SMBH seeds form with masses around 10^5 solar masses.

Maximum SMBH mass predicted to be about 10^10 solar masses.

Efficient seed formation occurs at redshifts greater than 10.

Abstract

We investigate how supermassive black hole (SMBH) seeds form in the early Universe at the centers of ultralight dark matter (ULDM) halos. Focusing on the ULDM Jeans scale, we identify the critical conditions under which high-redshift baryonic gas, strongly confined by central solitonic cores of the halos, undergoes direct and monolithic collapse. The solitonic potential naturally drives rapid inflow and shock heating, allowing the gas temperature to exceed the critical atomic-cooling threshold of $\sim 10^4 \,{\rm K}$ required for fragmentation suppression without invoking an external UV background.
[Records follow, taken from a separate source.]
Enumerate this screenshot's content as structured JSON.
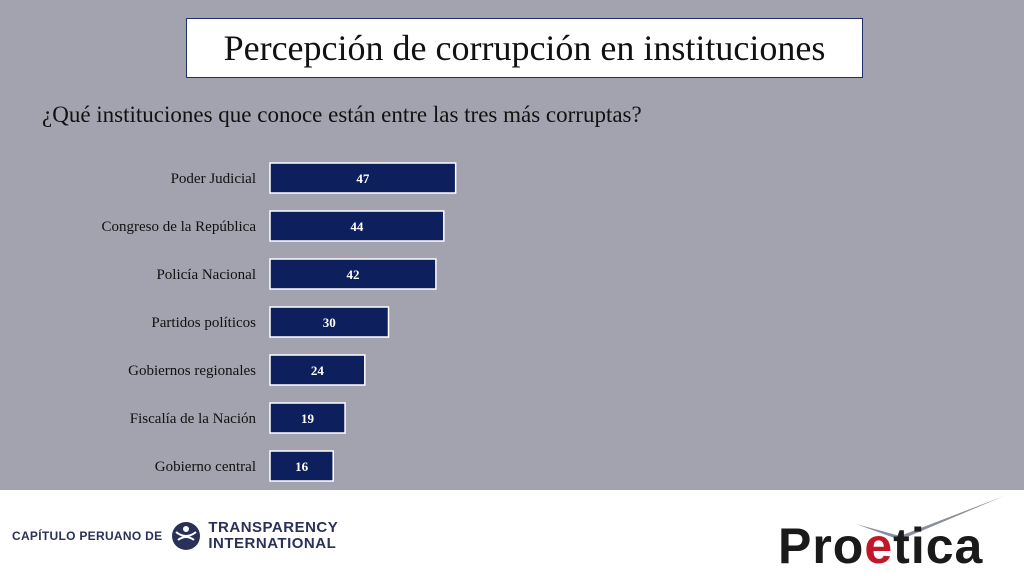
{
  "slide": {
    "title": "Percepción de corrupción en instituciones",
    "question": "¿Qué instituciones que conoce están entre las tres más corruptas?"
  },
  "chart_data": {
    "type": "bar",
    "orientation": "horizontal",
    "categories": [
      "Poder Judicial",
      "Congreso de la República",
      "Policía Nacional",
      "Partidos políticos",
      "Gobiernos regionales",
      "Fiscalía de la Nación",
      "Gobierno central"
    ],
    "values": [
      47,
      44,
      42,
      30,
      24,
      19,
      16
    ],
    "title": "",
    "xlabel": "",
    "ylabel": "",
    "xlim": [
      0,
      100
    ],
    "grid": false,
    "legend": "none",
    "bar_color": "#0d1f5c"
  },
  "footer": {
    "chapter_label": "CAPÍTULO PERUANO DE",
    "ti_line1": "TRANSPARENCY",
    "ti_line2": "INTERNATIONAL",
    "brand_part1": "Pro",
    "brand_part2": "e",
    "brand_part3": "tica",
    "brand_color": "#c0182a"
  }
}
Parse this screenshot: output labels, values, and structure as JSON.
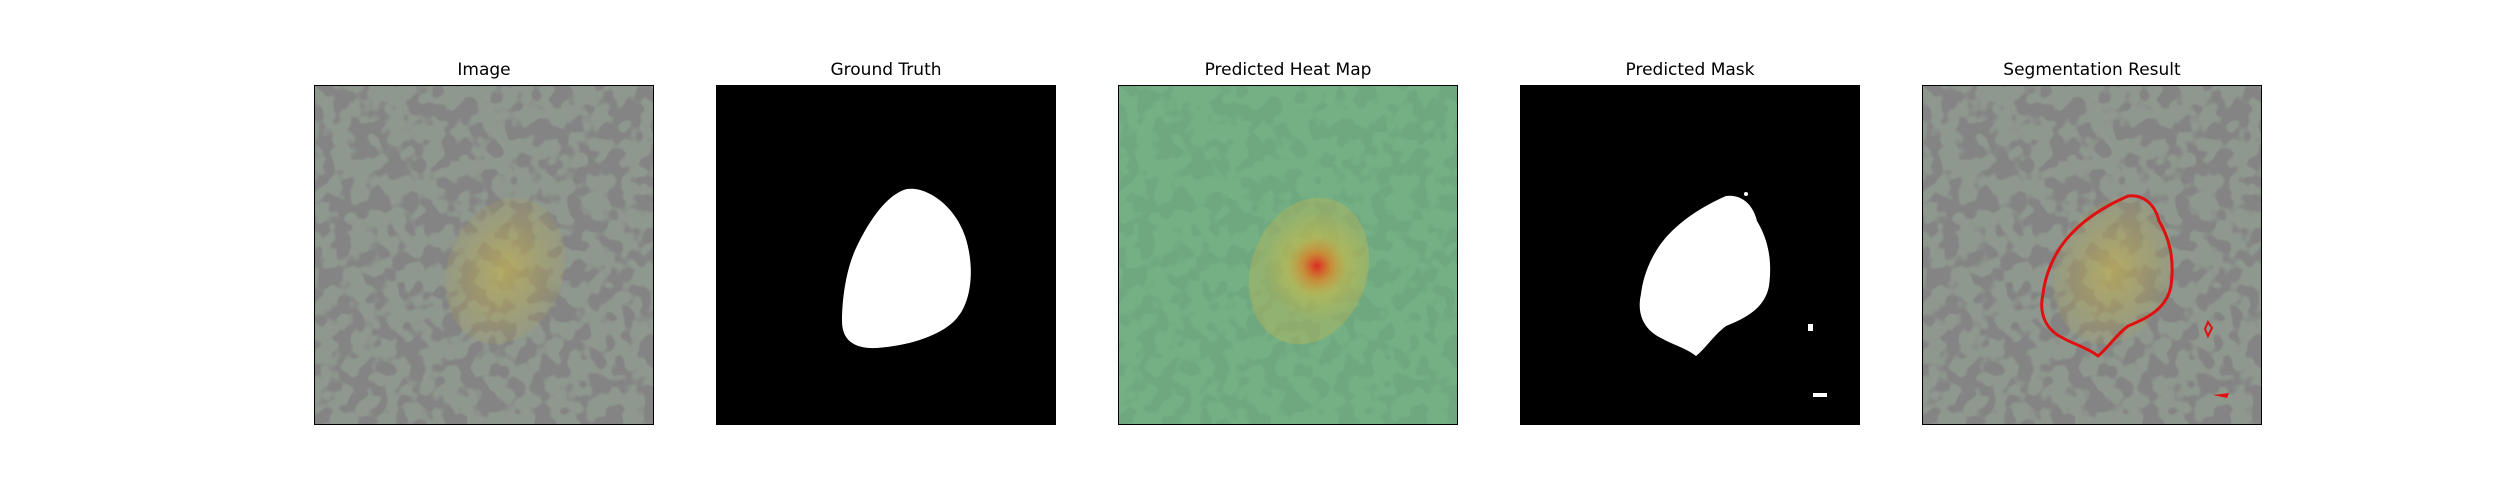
{
  "figure": {
    "panels": [
      {
        "title": "Image"
      },
      {
        "title": "Ground Truth"
      },
      {
        "title": "Predicted Heat Map"
      },
      {
        "title": "Predicted Mask"
      },
      {
        "title": "Segmentation Result"
      }
    ]
  },
  "colors": {
    "texture_base": "#8f988f",
    "texture_spot": "#3b3b3b",
    "lesion_tint": "#b8a64a",
    "heat_overlay": "#5fc47a",
    "heat_peak": "#e0241e",
    "mask_bg": "#000000",
    "mask_fg": "#ffffff",
    "contour": "#e01010"
  }
}
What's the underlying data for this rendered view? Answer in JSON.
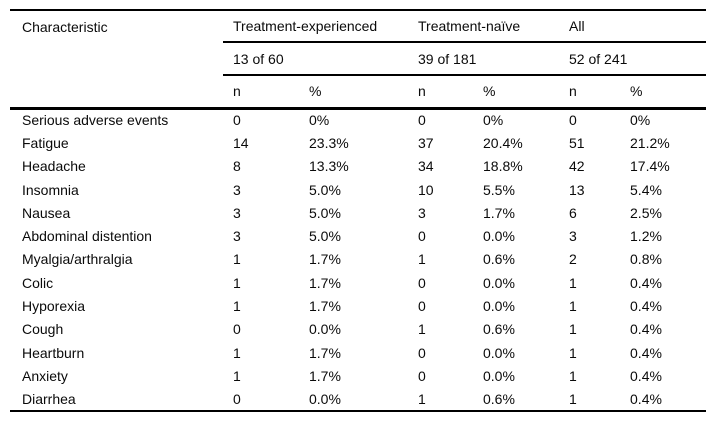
{
  "table": {
    "header": {
      "characteristic_label": "Characteristic",
      "groups": [
        {
          "label": "Treatment-experienced",
          "count": "13 of 60"
        },
        {
          "label": "Treatment-naïve",
          "count": "39 of 181"
        },
        {
          "label": "All",
          "count": "52 of 241"
        }
      ],
      "n_label": "n",
      "pct_label": "%"
    },
    "rows": [
      {
        "characteristic": "Serious adverse events",
        "values": [
          "0",
          "0%",
          "0",
          "0%",
          "0",
          "0%"
        ]
      },
      {
        "characteristic": "Fatigue",
        "values": [
          "14",
          "23.3%",
          "37",
          "20.4%",
          "51",
          "21.2%"
        ]
      },
      {
        "characteristic": "Headache",
        "values": [
          "8",
          "13.3%",
          "34",
          "18.8%",
          "42",
          "17.4%"
        ]
      },
      {
        "characteristic": "Insomnia",
        "values": [
          "3",
          "5.0%",
          "10",
          "5.5%",
          "13",
          "5.4%"
        ]
      },
      {
        "characteristic": "Nausea",
        "values": [
          "3",
          "5.0%",
          "3",
          "1.7%",
          "6",
          "2.5%"
        ]
      },
      {
        "characteristic": "Abdominal distention",
        "values": [
          "3",
          "5.0%",
          "0",
          "0.0%",
          "3",
          "1.2%"
        ]
      },
      {
        "characteristic": "Myalgia/arthralgia",
        "values": [
          "1",
          "1.7%",
          "1",
          "0.6%",
          "2",
          "0.8%"
        ]
      },
      {
        "characteristic": "Colic",
        "values": [
          "1",
          "1.7%",
          "0",
          "0.0%",
          "1",
          "0.4%"
        ]
      },
      {
        "characteristic": "Hyporexia",
        "values": [
          "1",
          "1.7%",
          "0",
          "0.0%",
          "1",
          "0.4%"
        ]
      },
      {
        "characteristic": "Cough",
        "values": [
          "0",
          "0.0%",
          "1",
          "0.6%",
          "1",
          "0.4%"
        ]
      },
      {
        "characteristic": "Heartburn",
        "values": [
          "1",
          "1.7%",
          "0",
          "0.0%",
          "1",
          "0.4%"
        ]
      },
      {
        "characteristic": "Anxiety",
        "values": [
          "1",
          "1.7%",
          "0",
          "0.0%",
          "1",
          "0.4%"
        ]
      },
      {
        "characteristic": "Diarrhea",
        "values": [
          "0",
          "0.0%",
          "1",
          "0.6%",
          "1",
          "0.4%"
        ]
      }
    ],
    "colors": {
      "border": "#000000",
      "text": "#0a0a0a",
      "background": "#ffffff"
    }
  }
}
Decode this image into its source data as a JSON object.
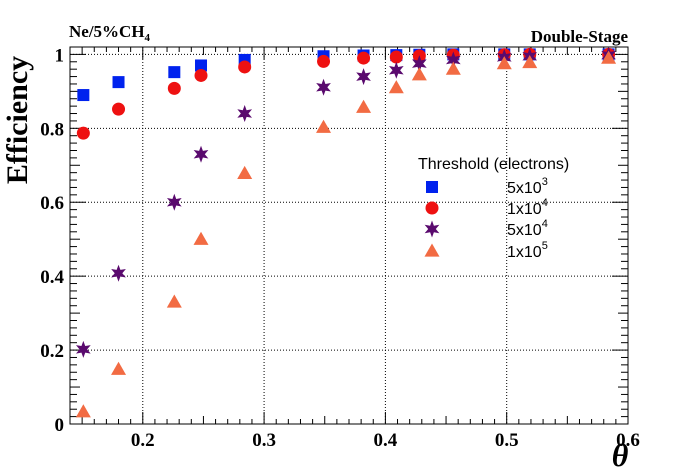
{
  "chart_data": {
    "type": "scatter",
    "corner_left": {
      "base": "Ne/5%CH",
      "sub": "4"
    },
    "corner_right": "Double-Stage",
    "xlabel": "θ",
    "ylabel": "Efficiency",
    "xlim": [
      0.14,
      0.6
    ],
    "ylim": [
      0,
      1.02
    ],
    "xticks": [
      0.2,
      0.3,
      0.4,
      0.5,
      0.6
    ],
    "xtick_labels": [
      "0.2",
      "0.3",
      "0.4",
      "0.5",
      "0.6"
    ],
    "yticks": [
      0,
      0.2,
      0.4,
      0.6,
      0.8,
      1
    ],
    "ytick_labels": [
      "0",
      "0.2",
      "0.4",
      "0.6",
      "0.8",
      "1"
    ],
    "grid": true,
    "legend": {
      "title": "Threshold (electrons)",
      "placement": "center-right"
    },
    "series": [
      {
        "name": "5x10^3",
        "label_base": "5x10",
        "label_exp": "3",
        "marker": "square",
        "color": "#0022ee",
        "x": [
          0.151,
          0.18,
          0.226,
          0.248,
          0.284,
          0.349,
          0.382,
          0.409,
          0.428,
          0.456,
          0.498,
          0.519,
          0.584
        ],
        "y": [
          0.89,
          0.925,
          0.952,
          0.97,
          0.985,
          0.995,
          0.997,
          0.998,
          0.999,
          1.0,
          1.0,
          1.0,
          1.0
        ]
      },
      {
        "name": "1x10^4",
        "label_base": "1x10",
        "label_exp": "4",
        "marker": "circle",
        "color": "#ee1111",
        "x": [
          0.151,
          0.18,
          0.226,
          0.248,
          0.284,
          0.349,
          0.382,
          0.409,
          0.428,
          0.456,
          0.498,
          0.519,
          0.584
        ],
        "y": [
          0.787,
          0.852,
          0.908,
          0.943,
          0.966,
          0.981,
          0.99,
          0.993,
          0.996,
          0.998,
          0.999,
          1.0,
          1.0
        ]
      },
      {
        "name": "5x10^4",
        "label_base": "5x10",
        "label_exp": "4",
        "marker": "star",
        "color": "#5a0a6e",
        "x": [
          0.151,
          0.18,
          0.226,
          0.248,
          0.284,
          0.349,
          0.382,
          0.409,
          0.428,
          0.456,
          0.498,
          0.519,
          0.584
        ],
        "y": [
          0.202,
          0.408,
          0.6,
          0.73,
          0.84,
          0.911,
          0.94,
          0.957,
          0.975,
          0.985,
          0.992,
          0.995,
          0.998
        ]
      },
      {
        "name": "1x10^5",
        "label_base": "1x10",
        "label_exp": "5",
        "marker": "triangle",
        "color": "#f26b43",
        "x": [
          0.151,
          0.18,
          0.226,
          0.248,
          0.284,
          0.349,
          0.382,
          0.409,
          0.428,
          0.456,
          0.498,
          0.519,
          0.584
        ],
        "y": [
          0.033,
          0.148,
          0.33,
          0.5,
          0.678,
          0.803,
          0.857,
          0.91,
          0.945,
          0.96,
          0.975,
          0.978,
          0.99
        ]
      }
    ]
  }
}
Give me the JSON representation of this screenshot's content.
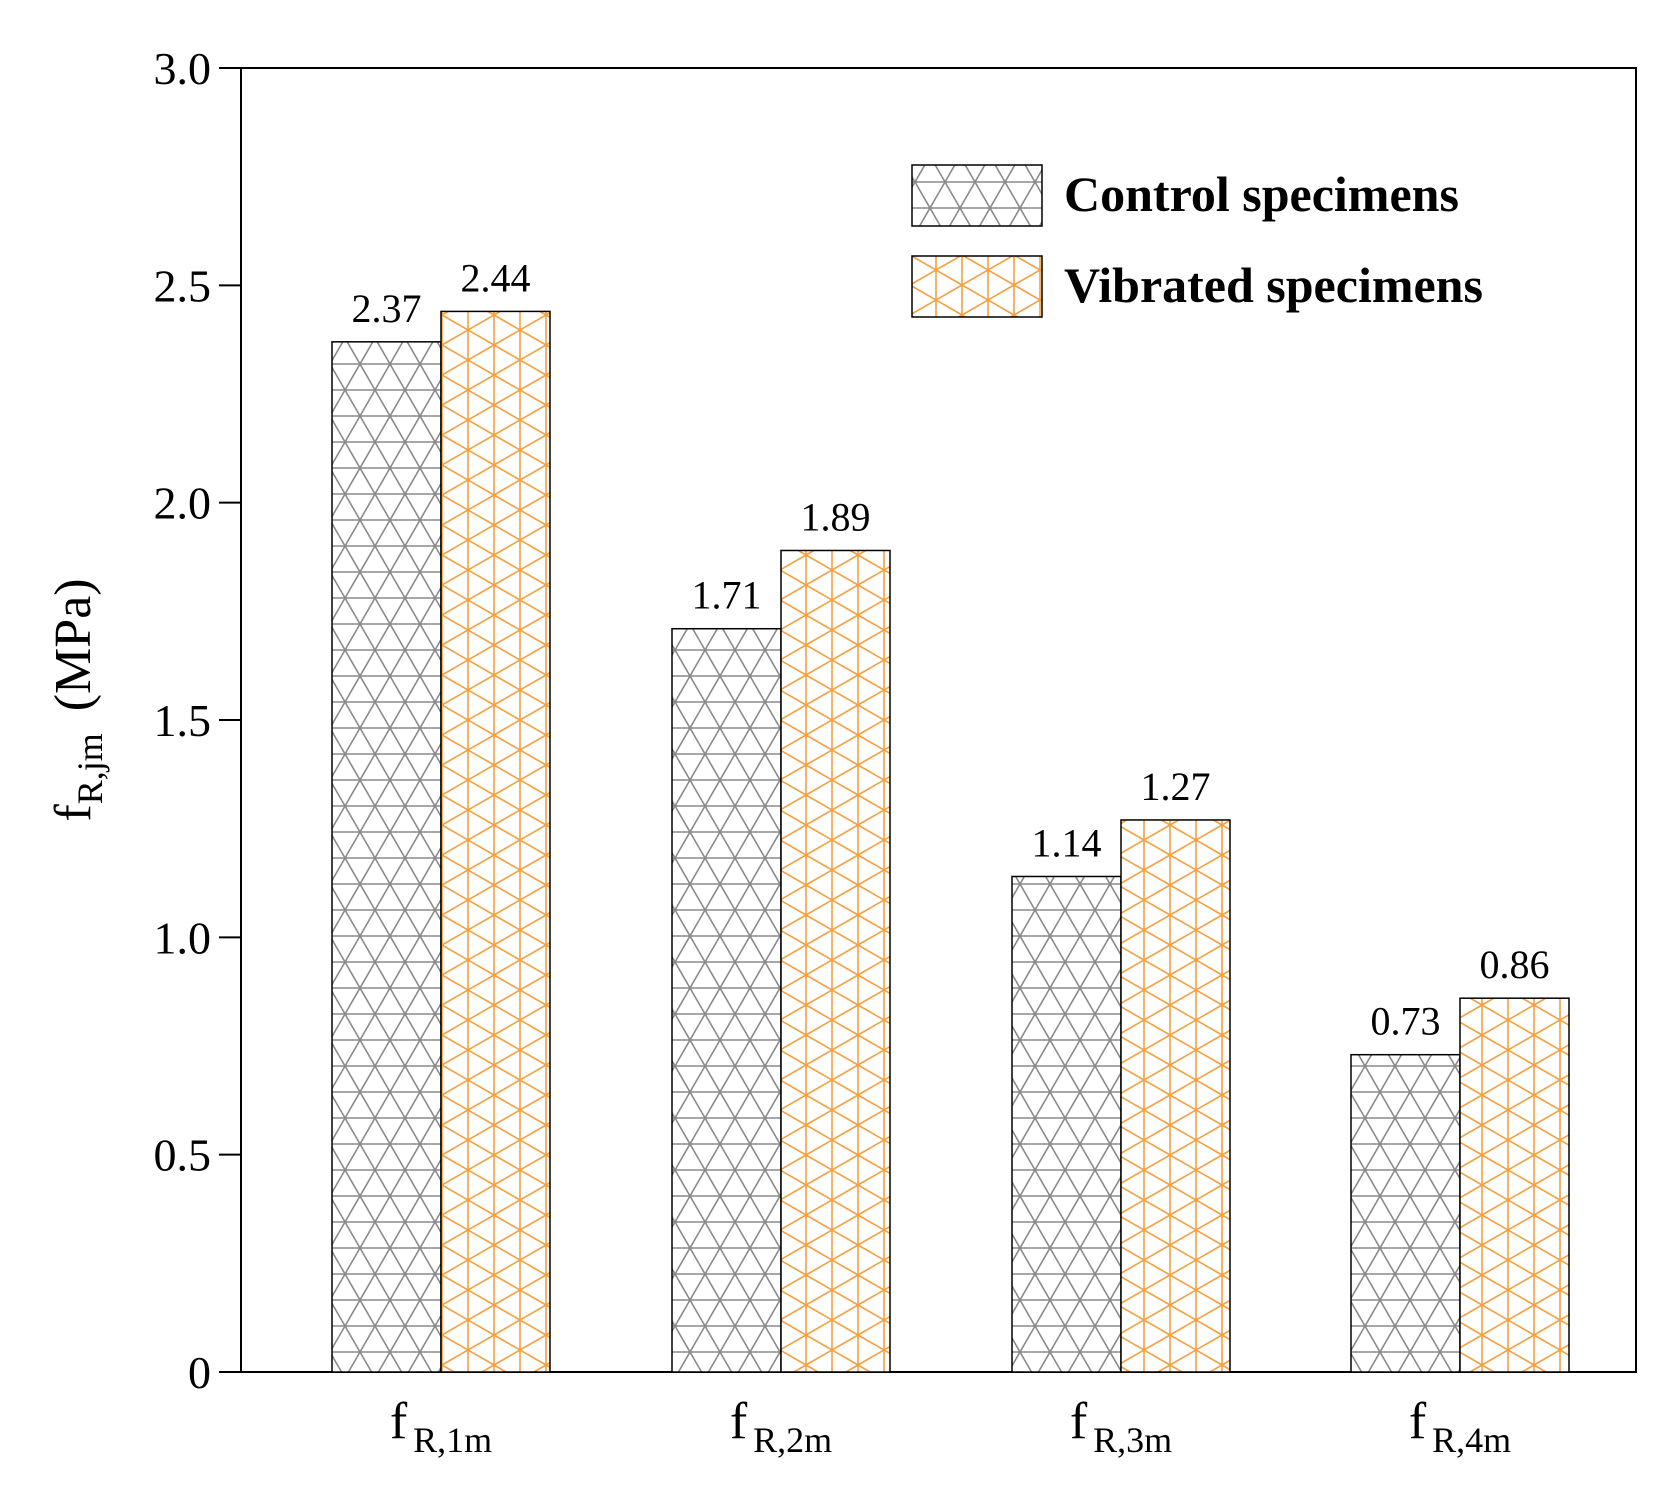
{
  "chart_data": {
    "type": "bar",
    "title": "",
    "xlabel": "",
    "ylabel": {
      "main": "f",
      "subscript": "R,jm",
      "unit": "(MPa)"
    },
    "ylim": [
      0,
      3.0
    ],
    "yticks": [
      "0",
      "0.5",
      "1.0",
      "1.5",
      "2.0",
      "2.5",
      "3.0"
    ],
    "ytick_values": [
      0,
      0.5,
      1.0,
      1.5,
      2.0,
      2.5,
      3.0
    ],
    "categories": [
      {
        "main": "f",
        "sub": "R,1m"
      },
      {
        "main": "f",
        "sub": "R,2m"
      },
      {
        "main": "f",
        "sub": "R,3m"
      },
      {
        "main": "f",
        "sub": "R,4m"
      }
    ],
    "series": [
      {
        "name": "Control specimens",
        "values": [
          2.37,
          1.71,
          1.14,
          0.73
        ],
        "labels": [
          "2.37",
          "1.71",
          "1.14",
          "0.73"
        ],
        "color": "#8a8a8a",
        "pattern": "triangular-grid"
      },
      {
        "name": "Vibrated specimens",
        "values": [
          2.44,
          1.89,
          1.27,
          0.86
        ],
        "labels": [
          "2.44",
          "1.89",
          "1.27",
          "0.86"
        ],
        "color": "#f5a040",
        "pattern": "triangular-grid-vertical"
      }
    ],
    "legend_position": "top-right",
    "grid": false
  }
}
We derive semi-analytic relations for the halo mass, soliton mass, baryonic core radius, and thermodynamic state of the gas, including the effects of baryonic contraction. These relations simultaneously determine the minimum and maximum SMBH seed masses as functions of redshift. In this framework, pristine gas clouds that satisfy the temperature threshold collapse without fragmentation, forming SMBH seeds with characteristic masses of order $ 10^5M_\odot$, while systems below the threshold are expected to form compact star clusters instead. Our model also implies an upper limit on the attainable SMBH mass, predicting a maximum mass scale of order $10^{10}M_\odot$, consistent with the most massive quasars observed to date.The ULDM particle mass required to reproduce the inferred seed mass scale, $m \simeq 10^{-22}{\rm eV}$, coincides with the value favored by galactic-scale observations, providing a unified explanation for the characteristic masses of both galactic cores and early SMBH seeds. Our model predicts efficient SMBH seed formation at redshifts $z \gtrsim 10$ and offers a natural interpretation of recently observed little red dots as SMBHs embedded in compact, hot, ionized gas clouds.